Our life together, of course, had taken a toll on her: wrinkles and greying hair, quite opposite of what I admired in my young mistress. All the same I started admiring the little things: the scent of her greying hair and our son tagging along. We could not help but share some sweet nothings. Gradually we all looked forward to that moment. Each time her fragrance gave a new feel. It was a strange sentiment. But seriously, I felt I was part of a family now.

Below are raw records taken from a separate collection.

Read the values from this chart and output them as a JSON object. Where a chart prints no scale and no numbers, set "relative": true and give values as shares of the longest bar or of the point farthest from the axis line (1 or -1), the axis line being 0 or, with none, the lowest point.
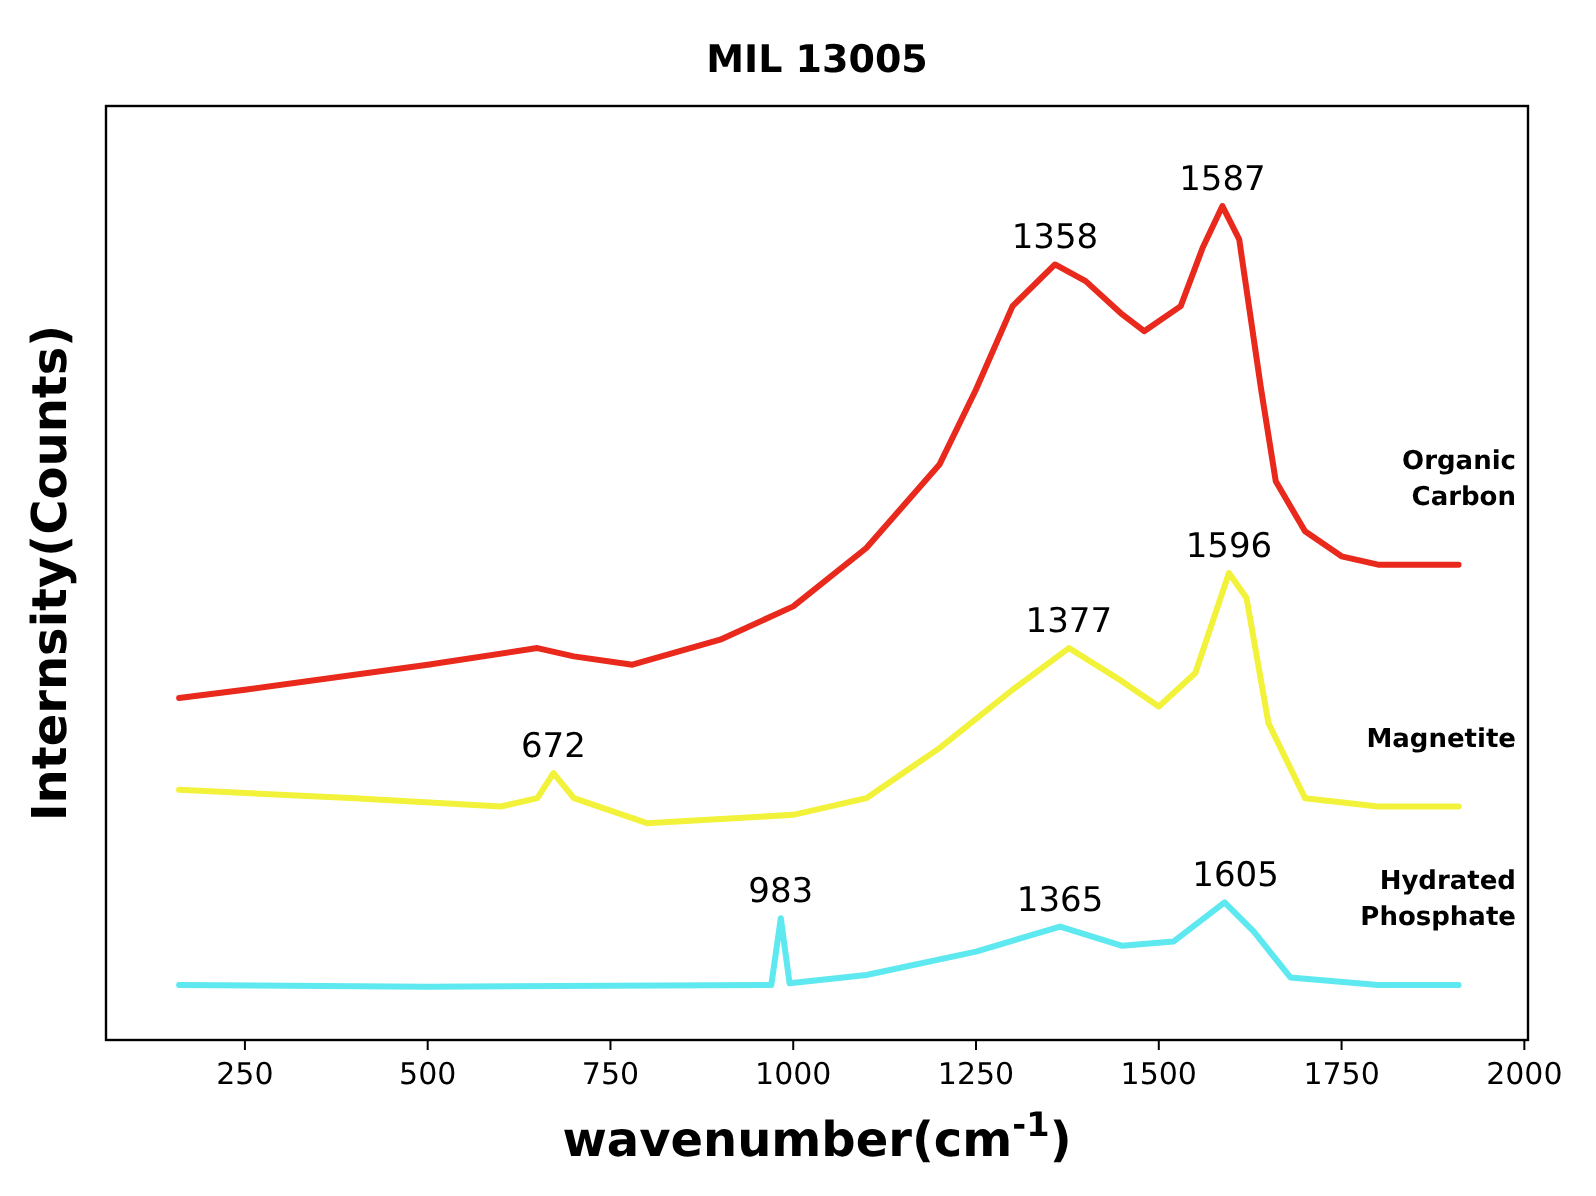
{
  "chart_data": {
    "type": "line",
    "title": "MIL 13005",
    "xlabel": "wavenumber(cm$^{-1}$)",
    "ylabel": "Internsity(Counts)",
    "relative": true,
    "tick_labels": "x",
    "grid": false,
    "xlim": [
      60,
      2005
    ],
    "xticks": [
      250,
      500,
      750,
      1000,
      1250,
      1500,
      1750,
      2000
    ],
    "series": [
      {
        "name": "Organic Carbon",
        "color": "#e8291c",
        "x": [
          160,
          250,
          500,
          650,
          700,
          780,
          900,
          1000,
          1100,
          1200,
          1250,
          1300,
          1358,
          1400,
          1450,
          1480,
          1530,
          1560,
          1587,
          1610,
          1640,
          1660,
          1700,
          1750,
          1800,
          1910
        ],
        "values": [
          0.41,
          0.42,
          0.45,
          0.47,
          0.46,
          0.45,
          0.48,
          0.52,
          0.59,
          0.69,
          0.78,
          0.88,
          0.93,
          0.91,
          0.87,
          0.85,
          0.88,
          0.95,
          1.0,
          0.96,
          0.78,
          0.67,
          0.61,
          0.58,
          0.57,
          0.57
        ]
      },
      {
        "name": "Magnetite",
        "color": "#f2f23a",
        "x": [
          160,
          400,
          600,
          650,
          672,
          700,
          800,
          1000,
          1100,
          1200,
          1300,
          1377,
          1450,
          1500,
          1550,
          1596,
          1620,
          1650,
          1700,
          1800,
          1910
        ],
        "values": [
          0.3,
          0.29,
          0.28,
          0.29,
          0.32,
          0.29,
          0.26,
          0.27,
          0.29,
          0.35,
          0.42,
          0.47,
          0.43,
          0.4,
          0.44,
          0.56,
          0.53,
          0.38,
          0.29,
          0.28,
          0.28
        ]
      },
      {
        "name": "Hydrated Phosphate",
        "color": "#5ee8f0",
        "x": [
          160,
          500,
          970,
          983,
          995,
          1100,
          1250,
          1365,
          1450,
          1520,
          1590,
          1630,
          1680,
          1800,
          1910
        ],
        "values": [
          0.066,
          0.064,
          0.066,
          0.146,
          0.068,
          0.078,
          0.106,
          0.136,
          0.113,
          0.118,
          0.165,
          0.13,
          0.075,
          0.066,
          0.066
        ]
      }
    ],
    "annotations": [
      {
        "text": "1358",
        "x": 1358,
        "y": 0.93
      },
      {
        "text": "1587",
        "x": 1587,
        "y": 1.0
      },
      {
        "text": "1377",
        "x": 1377,
        "y": 0.47
      },
      {
        "text": "1596",
        "x": 1596,
        "y": 0.56
      },
      {
        "text": "672",
        "x": 672,
        "y": 0.32
      },
      {
        "text": "983",
        "x": 983,
        "y": 0.146
      },
      {
        "text": "1365",
        "x": 1365,
        "y": 0.136
      },
      {
        "text": "1605",
        "x": 1605,
        "y": 0.165
      }
    ]
  }
}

Our days were drawing to an end, slowly. On the final day before I left for work, I remember she greeted me warmly - that, I would never forget. That was enough. I took a decision to turn back.

I drove in an opposite direction to see my mistress.
“Sorry, it’s not going to work. No divorce. We are done.”

I hurried back before she has any chance to respond and change me in any case. I went to a florist and bought the best. She had done her duty, making me happy and proud for 15 years and one more month. I realized this is my chance to return it.

I was not in a mood to work. I drove back home. I was a little surprised when I saw her still in bed. Her body was cold, stiff, and it took some time to realize what I never divined.

She was dead.

“Would you mind if I ask you a question,” Aravinda asked the old man, “You admitted this happened because of your fault. But then you not only survived the shock, but have lived to be 100.”

The old man smiled.
“That’s the important part of the story.”

Aravinda listened with awe, how this centenarian still speaks with clarity.

“Her death was too much for me. I was guilty. I was shocked. Every negative feeling was cursing me. I wanted to kill myself. But Aravinda, I was scared to do that.”

The old man paused.

“On the day she left me once and for all, I reflected on everything. She gave me one month’s notice to love and teach me how to love in return. The door of her heart was open for me whatever I did. Grief filled her life, but she died a happy death. I wanted to give what she deserves.”

“What is it?”

“I still remember the smile cast between those lifeless lips. She was happy, because she lived for a cause. I could not return her love properly. Her death taught me how precious love is. The best way to return her love is to love myself, the one she lived for. I never married again, and totally dedicated myself to charity. Whenever a negative feeling struck me, I remembered her warm greeting and that smile. It made my day happy. That, my friend, is the secret of having lived this far.”